I'm 2# shy of having a BMI I've only dreamed of. 11# shy of a STGW I'd cum over. And what do I do? I FUCK IT ALL UP. I am the biggest fucking fuck up. I cannot do anything right. I can't even follow a modest juice fast for longer than 62 hrs.
How could I miss Yohannes so much...
Love him so much...
Want him so badly with the very bottoms of my soul...
But get to the point of wanting to kill him?
Hurt him.
Piss him off as he pisses me off.
I don't get how he can be my everything and I want to do everything in my power to make him happy but want to destroy him. Why does he seem to be the only person who can make me cry these days? I'm not crying now - it isn't me - but I want to. Over him. Why did I allow myself to allow him to matter so much to me? Maybe it's because I'm a scorpio or because I'm insane, but he has the handle bars of my world and can send me toppling with one small "ok". A small moment of monosyllabism and him just feeling so distant can drive me further down then half of the known world. Why does he mean so much? Why HIM? He's obscenely good and right and he's the end all and be all of many parts of my world. And I guess it's because I do love him... Every other guy can be a quick fuck or a lustful attraction but he is the one I want to love for the rest of my life. He always will be.

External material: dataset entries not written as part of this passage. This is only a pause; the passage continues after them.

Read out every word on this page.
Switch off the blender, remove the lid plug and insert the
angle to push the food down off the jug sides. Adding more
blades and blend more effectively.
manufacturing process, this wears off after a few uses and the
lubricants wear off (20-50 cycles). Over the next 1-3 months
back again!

I feel like such a complete failure. Maybe it's because I am.
I hate being so goddamned melodramatic. I hate coming off so pitiful.
I want to just STOP. Stop everything. Eating, feeling, loving, caring, wanting, needing, pushing, pulling, craving. I want everything to just stop dead in its tracks and leave me to nothingness. I want to be hungry. I want to be apathetic. I want to be careless and w/o a pull towards anything. I WANT TO JUST FUCKING STOP.
It's 536. 600 will be the new beginnings. I'm going to fucking stop every fucking thing that is spinning my head. Fuck the juice. Fuck the food. Fuck the love. It's dead. It's gone. What the hell is the spark doing for me? NOTHING.
Here's to downing 4 laxitives and being in pain!
GOD SAVE ME.
I cannot save myself.
Someone fucking kill me.
Kill me.
Please...
[edit // 848pm] I was taking a shower and it was exhausting me. I was 2 seconds away from blacking out and I puked. It scared the living shit out of me. Laied down at around 630 and died for nearly 2 hrs. Scary. NEVER happened before.